In the moonlight the four figures moved in a Butoh dance of slowness and death. Then one shadow detached from the others and jumped into the front seat of the car and accelerated away, the door on the driver’s side banging open in his haste.
4.
She needed to go somewhere calm, a place without testosterone where her dreams would be free of cannibals and saints. After the calamitous events of the night she wished for no further entanglements with the moon and the men, but this was a long-term goal. For now she wished only for quiet.
At night the city belonged to the men. You sensed them out there wild-eyed, sniffing the air with their intoxicated nostrils, using their meaty
hands to break and gouge and caress, the men who swaggered out of the cradle and into the fields, drunk and defecating, whose default mode was sudden rage. They were all out there, the fathers and husbands and brothers and uncles, the guardians and feeders, the predator-protectors, the men.
She hugged her knees in the black and yellow taxi. She put her feet up on the seat and took slow breaths and hugged her knees to her chest. Dharini lit and offered a cigarette, which she accepted hungrily. The elderly driver opened a window and she caught a whiff of something, not pollution but a kind of intermittent sewer stink: the city opening its pores and airing out its privates. She puffed and passed to Dharini, who passed back. They shared the cigarette like a joint. Bit by bit she felt her limbs loosen and her fists relax.
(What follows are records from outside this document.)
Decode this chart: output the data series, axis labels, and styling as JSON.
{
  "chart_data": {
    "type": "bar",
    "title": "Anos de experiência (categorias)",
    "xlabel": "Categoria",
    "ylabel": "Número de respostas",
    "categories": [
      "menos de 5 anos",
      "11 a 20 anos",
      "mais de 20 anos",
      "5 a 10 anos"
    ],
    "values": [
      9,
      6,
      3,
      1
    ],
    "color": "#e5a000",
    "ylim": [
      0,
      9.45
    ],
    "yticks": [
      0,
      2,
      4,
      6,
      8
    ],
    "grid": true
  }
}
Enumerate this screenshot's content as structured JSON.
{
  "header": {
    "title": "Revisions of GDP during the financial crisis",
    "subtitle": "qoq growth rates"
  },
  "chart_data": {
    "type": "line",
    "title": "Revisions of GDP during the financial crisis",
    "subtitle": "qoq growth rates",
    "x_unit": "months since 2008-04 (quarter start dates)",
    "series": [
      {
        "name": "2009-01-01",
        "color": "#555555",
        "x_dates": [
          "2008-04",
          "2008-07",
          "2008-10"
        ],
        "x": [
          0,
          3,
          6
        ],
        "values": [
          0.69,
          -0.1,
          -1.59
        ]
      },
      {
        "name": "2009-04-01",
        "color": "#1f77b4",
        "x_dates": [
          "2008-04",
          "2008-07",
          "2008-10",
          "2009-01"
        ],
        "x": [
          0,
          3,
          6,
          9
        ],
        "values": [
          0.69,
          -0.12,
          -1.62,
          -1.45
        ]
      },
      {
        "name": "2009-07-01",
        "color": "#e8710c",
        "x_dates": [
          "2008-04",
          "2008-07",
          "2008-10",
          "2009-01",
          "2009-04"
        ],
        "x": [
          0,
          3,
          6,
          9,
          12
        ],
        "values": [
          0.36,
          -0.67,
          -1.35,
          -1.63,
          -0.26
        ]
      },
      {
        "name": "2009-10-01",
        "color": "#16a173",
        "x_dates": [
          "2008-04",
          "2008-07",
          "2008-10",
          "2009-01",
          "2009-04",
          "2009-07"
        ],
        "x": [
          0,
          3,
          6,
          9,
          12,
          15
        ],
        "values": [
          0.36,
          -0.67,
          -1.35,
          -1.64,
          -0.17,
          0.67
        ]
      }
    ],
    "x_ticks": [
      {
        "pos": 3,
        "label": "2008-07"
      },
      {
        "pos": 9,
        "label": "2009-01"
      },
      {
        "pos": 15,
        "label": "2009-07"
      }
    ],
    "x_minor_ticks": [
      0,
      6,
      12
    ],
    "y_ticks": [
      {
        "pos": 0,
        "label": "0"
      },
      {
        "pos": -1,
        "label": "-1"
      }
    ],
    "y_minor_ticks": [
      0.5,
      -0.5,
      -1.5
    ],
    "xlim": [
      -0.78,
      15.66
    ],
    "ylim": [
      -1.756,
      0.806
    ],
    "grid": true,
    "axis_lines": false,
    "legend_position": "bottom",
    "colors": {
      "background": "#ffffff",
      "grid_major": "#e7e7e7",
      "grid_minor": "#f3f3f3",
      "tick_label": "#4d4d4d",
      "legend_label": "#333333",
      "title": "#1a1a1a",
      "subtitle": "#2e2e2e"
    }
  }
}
If Paro was surprised to see them she did not let it show. She brewed tea in an enamel pot and served it in old china. She advised against filing a complaint at the police station. It would take years to get to court and Goody would not be able to travel in the meanwhile. At the end of it Srivastava would be free, untouched by scandal, and being a well-entrenched political man, he would look for revenge.
“You shouldn’t worry,” said Paro. “The men of North India are well placed for karmic retribution.”
“I have no idea what you’re saying but I like the sound of the words.”